Non-Bundled Database Setup
This guide outlines how to transition from the bundled PostgreSQL included with Pachyderm for demo environments, to a non-bundled PostgreSQL service that may be desired for development and production environments. In the cloud, it’s common for users to opt for a Postgres service from the same provider as their Kubernetes cluster, such as AWS RDS, Google Cloud SQL, or Azure Database for PostgreSQL.
Before You Start #
Before making the switch to a non-bundled PostgreSQL service, ensure you have:
- An operational Pachyderm instance using the bundled PostgreSQL
- Access to a Postgres service (such as AWS RDS, Google Cloud SQL, or Azure Database for PostgreSQL, or an existing on-prem instance)

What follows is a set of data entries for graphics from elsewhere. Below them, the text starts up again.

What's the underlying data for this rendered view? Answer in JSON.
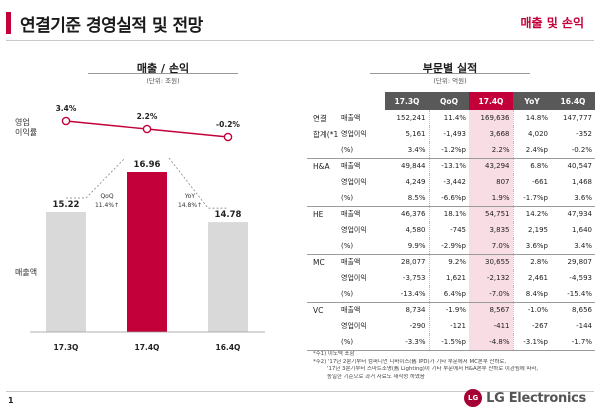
{
  "header": {
    "title": "연결기준 경영실적 및 전망",
    "subtitle": "매출 및 손익"
  },
  "left": {
    "heading": "매출 / 손익",
    "unit": "(단위: 조원)",
    "op_margin_label": "영업\n이익률",
    "revenue_label": "매출액",
    "qoq_label": "QoQ",
    "qoq_value": "11.4%↑",
    "yoy_label": "YoY",
    "yoy_value": "14.8%↑"
  },
  "right": {
    "heading": "부문별 실적",
    "unit": "(단위: 억원)",
    "columns": [
      "17.3Q",
      "QoQ",
      "17.4Q",
      "YoY",
      "16.4Q"
    ],
    "groups": [
      {
        "segment": [
          "연결",
          "합계(*1)"
        ],
        "rows": [
          [
            "매출액",
            "152,241",
            "11.4%",
            "169,636",
            "14.8%",
            "147,777"
          ],
          [
            "영업이익",
            "5,161",
            "-1,493",
            "3,668",
            "4,020",
            "-352"
          ],
          [
            "(%)",
            "3.4%",
            "-1.2%p",
            "2.2%",
            "2.4%p",
            "-0.2%"
          ]
        ]
      },
      {
        "segment": [
          "H&A"
        ],
        "rows": [
          [
            "매출액",
            "49,844",
            "-13.1%",
            "43,294",
            "6.8%",
            "40,547"
          ],
          [
            "영업이익",
            "4,249",
            "-3,442",
            "807",
            "-661",
            "1,468"
          ],
          [
            "(%)",
            "8.5%",
            "-6.6%p",
            "1.9%",
            "-1.7%p",
            "3.6%"
          ]
        ]
      },
      {
        "segment": [
          "HE"
        ],
        "rows": [
          [
            "매출액",
            "46,376",
            "18.1%",
            "54,751",
            "14.2%",
            "47,934"
          ],
          [
            "영업이익",
            "4,580",
            "-745",
            "3,835",
            "2,195",
            "1,640"
          ],
          [
            "(%)",
            "9.9%",
            "-2.9%p",
            "7.0%",
            "3.6%p",
            "3.4%"
          ]
        ]
      },
      {
        "segment": [
          "MC"
        ],
        "rows": [
          [
            "매출액",
            "28,077",
            "9.2%",
            "30,655",
            "2.8%",
            "29,807"
          ],
          [
            "영업이익",
            "-3,753",
            "1,621",
            "-2,132",
            "2,461",
            "-4,593"
          ],
          [
            "(%)",
            "-13.4%",
            "6.4%p",
            "-7.0%",
            "8.4%p",
            "-15.4%"
          ]
        ]
      },
      {
        "segment": [
          "VC"
        ],
        "rows": [
          [
            "매출액",
            "8,734",
            "-1.9%",
            "8,567",
            "-1.0%",
            "8,656"
          ],
          [
            "영업이익",
            "-290",
            "-121",
            "-411",
            "-267",
            "-144"
          ],
          [
            "(%)",
            "-3.3%",
            "-1.5%p",
            "-4.8%",
            "-3.1%p",
            "-1.7%"
          ]
        ]
      }
    ]
  },
  "notes": [
    "*주1) 이노텍 포함",
    "*주2) '17년 2분기부터 컴퍼니언 디바이스(舊 IPD)가 기타 부문에서 MC본부 산하로,",
    "'17년 3분기부터 스마트조명(舊 Lighting)이 기타 부문에서 H&A본부 산하로 이관됨에 따라,",
    "동일한 기준으로 과거 자료도 재작성 하였음"
  ],
  "footer": {
    "page_number": "1",
    "logo_mark": "LG",
    "logo_text": "LG Electronics"
  },
  "colors": {
    "accent": "#c4003a",
    "bar_gray": "#d9d9d9",
    "header_gray": "#595959",
    "highlight": "#f9dde4"
  },
  "chart_data": {
    "type": "bar",
    "categories": [
      "17.3Q",
      "17.4Q",
      "16.4Q"
    ],
    "series": [
      {
        "values": [
          15.22,
          16.96,
          14.78
        ]
      },
      {
        "values": [
          3.4,
          2.2,
          -0.2
        ]
      }
    ],
    "bar_labels": [
      "15.22",
      "16.96",
      "14.78"
    ],
    "line_labels": [
      "3.4%",
      "2.2%",
      "-0.2%"
    ],
    "highlight_index": 1
  }
}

- A basic understanding of database operations and SQL
How to Transition to a Non-Bundled PostgreSQL Service #
Set Up a PostgreSQL Service #
Establish a PostgreSQL service through your chosen provider or deploy one on-premises (for example, Crunchy Postgres). You’ll need to gather the following connection information:
- Username
- Password
- Database name
- Host address
- Port number
- SSL mode (options include
require
,prefer
,disable
) - SSL CA certificate (if SSL is in use)
- SSL secret (if SSL is in use)
Update Helm Configuration #
Update your values.yaml
file, specifically the global.postgresql
section, to connect to your PostgreSQL service. You have two options for this:
-
Create a Kubernetes secret in the same namespace as your Pachyderm deployment, containing the credentials and connection details for your PostgreSQL service.
-
Directly input the credentials into the
values.yaml
file.
Choose the method that best aligns with your security practices and deployment workflow.
Deploy the Updated Helm Chart #
Deploy the updated Helm chart with the new configuration:
helm upgrade pachyderm pachyderm/pachyderm -f my_pachyderm_values.yaml
Verify the Deployment #
Check the status of your deployment to ensure that it is running correctly:
kubectl get pods -n <your-namespace>
If the deployment is successful, you should see your PostgreSQL pod in the output.